At one point, the elevator doors opened, and a young boy in a wheelchair exited, pushed by an elderly gentleman, his grandfather, I assumed. The man looked at the long line, and said, “Should we come back another day, Johnny?”

The boy’s disappointment was obvious, but before he could respond, a young girl at the end of the line spoke up: “You can get in front of me.” The grandfather was touched by the child’s generosity, thanked her and wheeled Johnny in front of her.

Then the next child in line spoke up: “Here, get in front of me.” This happened again and again, as one child after another gave up a place in line. I heard no complaints from the parents as their children chose to wait a bit longer for their turn. I sincerely hope those children got an extra gift from Santa that year. I’m certain they each earned a smile from their God.

Shopping on the day after Thanksgiving, you just might run smack up against the spirit of the season.

By Judith D. Ackerman, Sanford, NC


Ongoing Traditions

As far as I am concerned, there is just one peril to after-Thanksgiving-shopping: you may establish a tradition that will break your heart when it can no longer be maintained.

For more than 20 years, my daughter and I scoured the ads on Thanksgiving Day, plotted our itinerary and synchronized our watches and alarm clocks.
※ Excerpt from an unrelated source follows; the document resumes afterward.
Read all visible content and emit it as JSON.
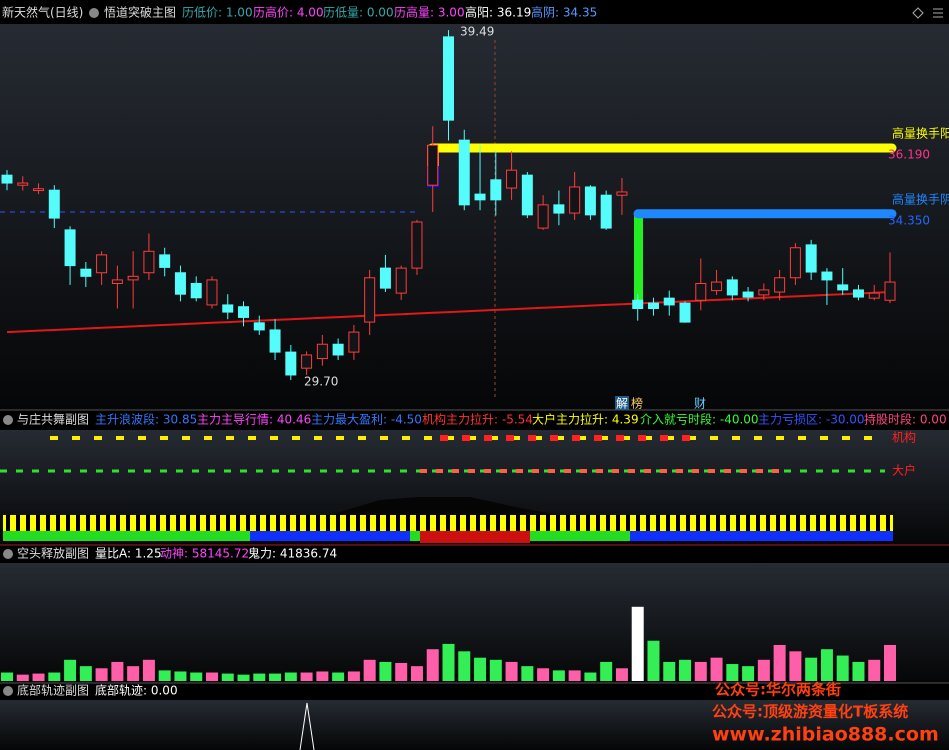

At five a.m. on Friday, we dressed in comfortable clothes and shoes, grabbed a quick cup of coffee and headed out. We shivered in lines so we would be amongst the first 100 shoppers and would get a bag of treasures or sometimes a certificate for merchandise. We joked with other people in the line about the insanity of what we were doing and shared a brief camaraderie with them. We laughed at the foolish frenzy as we and what seemed like hundreds of others attacked each bin of marked-down something. We accompanied the piped-in holiday music with unabashed abandon. We oohed and aahed – and sometimes tsk-tsked – over the elaborate holiday decorations.

By ten a.m., our feet were aching and our arms were loaded down with packages, so we headed off to the nearest coffee shop and enjoyed a long breakfast with lots more coffee and some heart-to-heart talk. We had great fun. We shared a closeness often missing in our separate busy lives. When family members said we were nuts, we just smiled.

Now distance and time have put a period to this wonderful day we spent together each year. Still, my daughter wrote that this year she plans on taking my 15-year-old granddaughter on an early morning excursion the day after Thanksgiving. Maybe traditions don’t have to end after all.